GORDON: I’ll start with that, sure. We just don’t imagine, given the demographics of the situation and the Palestinian aspiration for statehood and sovereignty and dignity and freedom of movement, a scenario in which you have a greater Israeli with a majority Arab Palestinian population in one area, dominant in the West Bank, and a Jewish majority population on the other wide somehow fusing into one state, just because if it becomes a—you know, if it’s a democratic state and everybody is enfranchised and gets a vote, can you really imagine, you know, a majority government treating and tolerating the minority population well given the deep and profound differences they have over territory, law, and everything else? So you would have to presumably make a choice between a democratic country where the minority would live in fear of domination at the governmental level if there was, you know, one vote per person, or a nondemocratic country.

And that’s—you know, for some—people, there’s different versions of one-state solution. For the Palestinians who support it, they basically support it because they say, well, ultimately they’ll have a majority, and then it will be a Palestinian state with a Jewish minority and then they can rule their land. It doesn’t appear to us that that would work out very well. And then there’s an Israeli version of one-state solution, but that is a greater Israel, where Israel is a Jewish state, and it seems the only way it could be maintained would be a nondemocratic and illiberal Israel, where the Palestinian population wouldn’t have a full voice.

So, you know, as Bob mentioned, we’ve—because a two-state solution doesn’t seem around the corner and there are enormous obstacles to it, we all need to be open to all sorts of possibilities, and we have thought them through, but have yet to hear a case for a one-state solution that would lead to stability and security and the preservation of Israel as a democratic and Jewish state, which has been a U.S. interest for a long time. So, you know, if someone can come up with one, it is worthy of debate. But we don’t see it, and therefore think that where U.S. policy has been for more two decades, which is trying to produce a democratic and secure Jewish state of Israel living side by side and in peace with a sovereign Palestinian state, remains the most viable and most necessary outcome.

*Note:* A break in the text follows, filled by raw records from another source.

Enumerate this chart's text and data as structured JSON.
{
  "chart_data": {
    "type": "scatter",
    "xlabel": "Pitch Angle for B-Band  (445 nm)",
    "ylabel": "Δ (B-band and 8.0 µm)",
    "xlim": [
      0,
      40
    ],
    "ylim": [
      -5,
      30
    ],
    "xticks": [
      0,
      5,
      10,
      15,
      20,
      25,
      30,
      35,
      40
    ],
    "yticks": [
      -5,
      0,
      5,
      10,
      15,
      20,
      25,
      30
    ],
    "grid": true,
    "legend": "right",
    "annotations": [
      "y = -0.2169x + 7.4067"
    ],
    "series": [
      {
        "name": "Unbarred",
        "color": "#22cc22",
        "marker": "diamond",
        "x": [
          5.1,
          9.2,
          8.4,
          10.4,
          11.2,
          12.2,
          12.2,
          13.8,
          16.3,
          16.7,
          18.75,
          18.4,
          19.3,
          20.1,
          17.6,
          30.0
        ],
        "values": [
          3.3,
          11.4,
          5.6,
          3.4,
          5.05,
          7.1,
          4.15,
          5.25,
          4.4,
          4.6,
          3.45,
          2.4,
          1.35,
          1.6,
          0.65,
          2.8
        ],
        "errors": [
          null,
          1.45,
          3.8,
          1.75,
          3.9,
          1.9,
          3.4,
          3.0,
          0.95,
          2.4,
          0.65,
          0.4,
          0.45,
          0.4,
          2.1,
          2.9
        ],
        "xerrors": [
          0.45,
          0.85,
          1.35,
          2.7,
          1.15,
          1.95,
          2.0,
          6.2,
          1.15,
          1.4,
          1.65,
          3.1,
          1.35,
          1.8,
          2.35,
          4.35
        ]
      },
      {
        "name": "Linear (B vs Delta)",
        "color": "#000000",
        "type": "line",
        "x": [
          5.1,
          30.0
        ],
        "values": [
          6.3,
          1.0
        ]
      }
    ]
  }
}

FASKIANOS: Bob, any closing words?

BLACKWILL: No, except thanks, everybody, for participating.

FASKIANOS: Well, I—yes.

GORDON: Yeah, thanks, everybody.

FASKIANOS: And thanks to both of you, to Ambassador Robert Blackwill and Dr. Philip Gordon, for sharing your report with us and your analysis. We appreciate it. Thanks to all of you for your excellent questions and comments. We encourage you to visit CFR’s website regularly at CFR.org and also follow our Religion and Foreign Policy Initiative on Twitter, @CFR_Religion, about upcoming events and information about the latest CFR resources. So thank you all again. We look forward to your participation in future conversations, and I wish you a very happy holiday season.

GORDON: Thanks, Irina. Thanks, everybody.

BLACKWILL: Thanks, everybody. Bye-bye.